Не знаю, кем это было заведено, но у нас на корабле строго соблюдалось правило, согласно которому все те, кто приходили с вахты, «ужинать», садились по одну сторону стола, а вновь заступающие на дежурство – по другую. Нарушали традицию только мы с Алиной, сидели рядом. Это было заметно и чрезвычайно мне льстило. И хотя она сегодня задерживалась, на её стул никто не посягал.

– Корректировали траекторию, – уведомила она меня, как только заняла своё место за пару секунд до появления капитана, опаздывать к столу у нас считалось неприличным. – Земля беспокоится из-за аномальной солнечной активности. И накинулась на свой любимый салат. Хотя бы кушала получше, худющая.
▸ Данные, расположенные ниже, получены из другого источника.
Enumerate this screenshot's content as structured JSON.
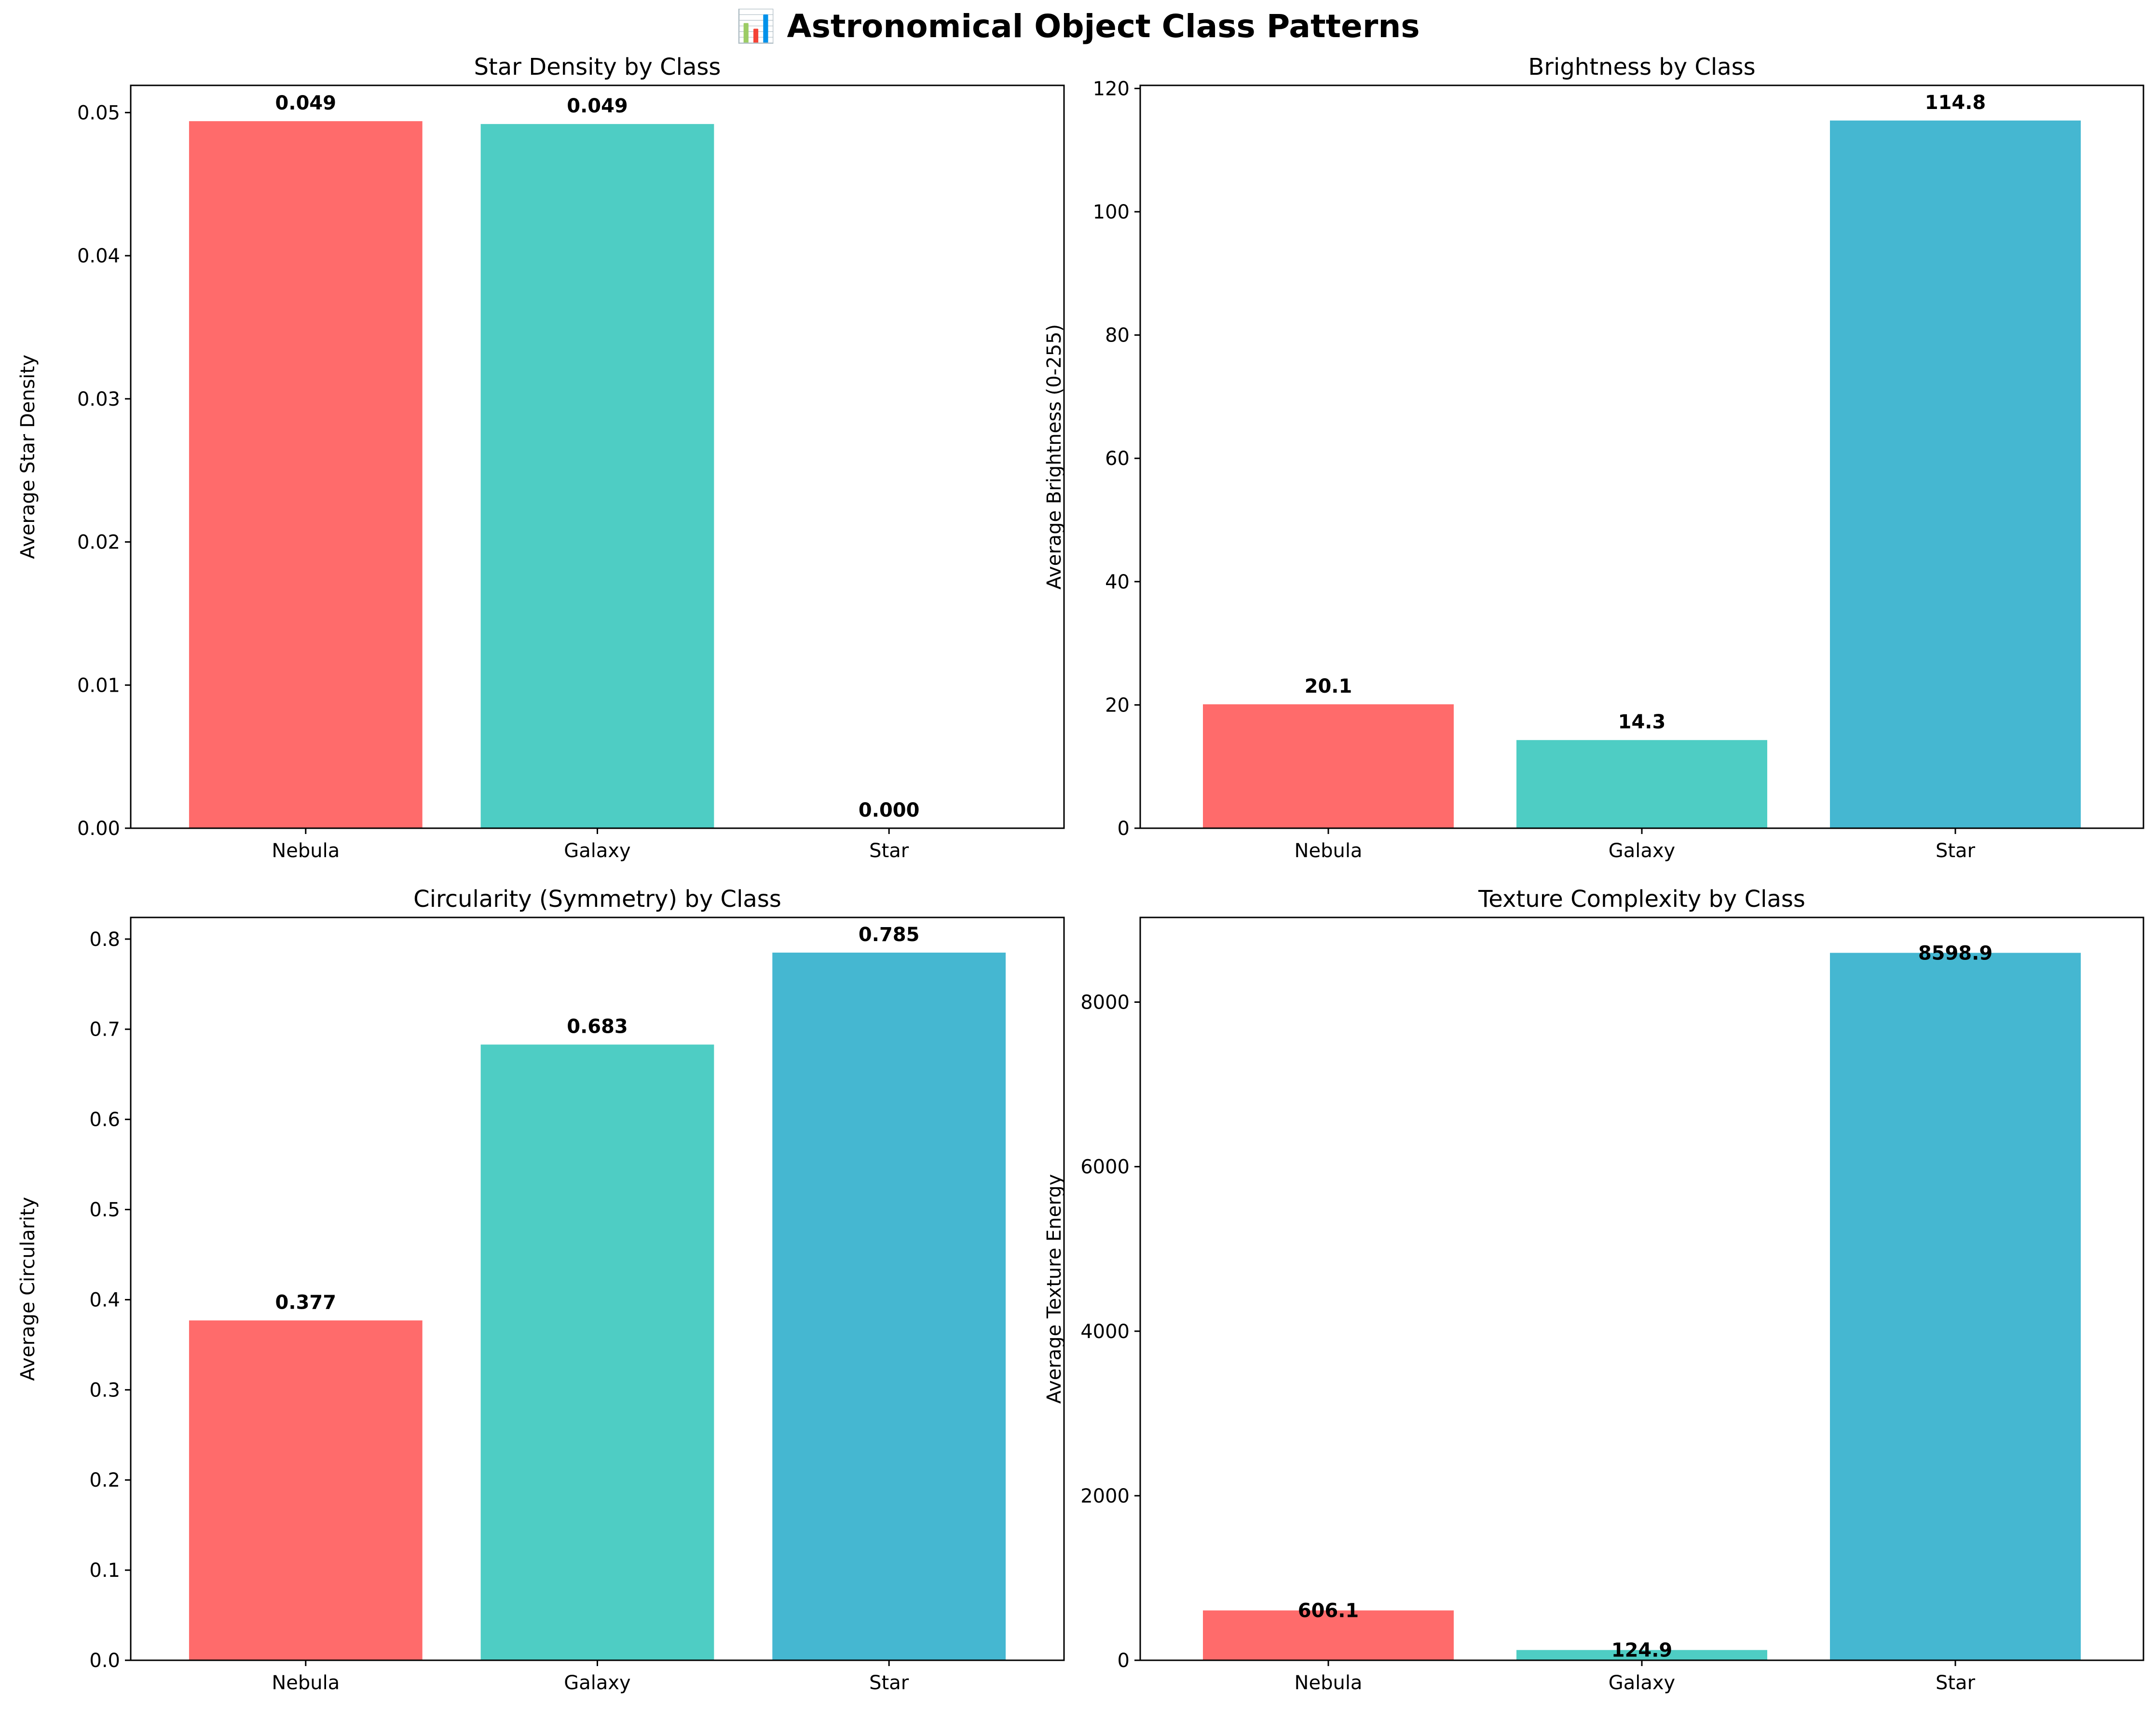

За обедом, в течение которого мы не проронили друг другу больше ни слова, я снова, как и вчера, задумался о будущем. Перспектива стать квалифицированным пилотом и считать мостик любого корабля «своим», уже не радовала меня так, как раньше. Я в полном мере ощутил то странное чувство, про которое мне много говорил отец. Когда знаешь, как лучше, а поступаешь, как должен. Стать «дальним», это значит водить корабли во все концы Солнечной системы. И скорее всего наши маршруты не будут совпадать. Я покосился на Алину, и та ответила мне долгим ласковым взглядом.

Простившись, и пожелав ей спокойной ночи, я отправился на дежурство, по пути размышляя о том, что с некоторых пор перестал считать корабль чем-то материальным, железом. За те несколько недель, что я провёл на его борту, он стал для меня почти родным. Я говорю «почти», потому что я до сих пор просыпаюсь, думая, что я на «китобое». Я даже иногда жалею, что год, проведённый в одиночестве среди чернильной мглы открытого космоса, так быстро закончился. На «китобое» я был всему голова. Я ставил музыку на полную громкость и кувыркался среди астероидов, выжимая из маленькой, но мощной машины всё до последнего фотона. А здесь я несу ответственность за всех членов экипажа, но ничего не решаю сам. И ещё я знаю, что пройдёт пара лет, и я приму это, как должное. Так бывает со всеми пилотами, хотим мы этого, или нет. Но, как любил говорить наш профессор Колесников – если ты всем доволен, то ты не пилот, а кухарка, чтобы это слово не означало.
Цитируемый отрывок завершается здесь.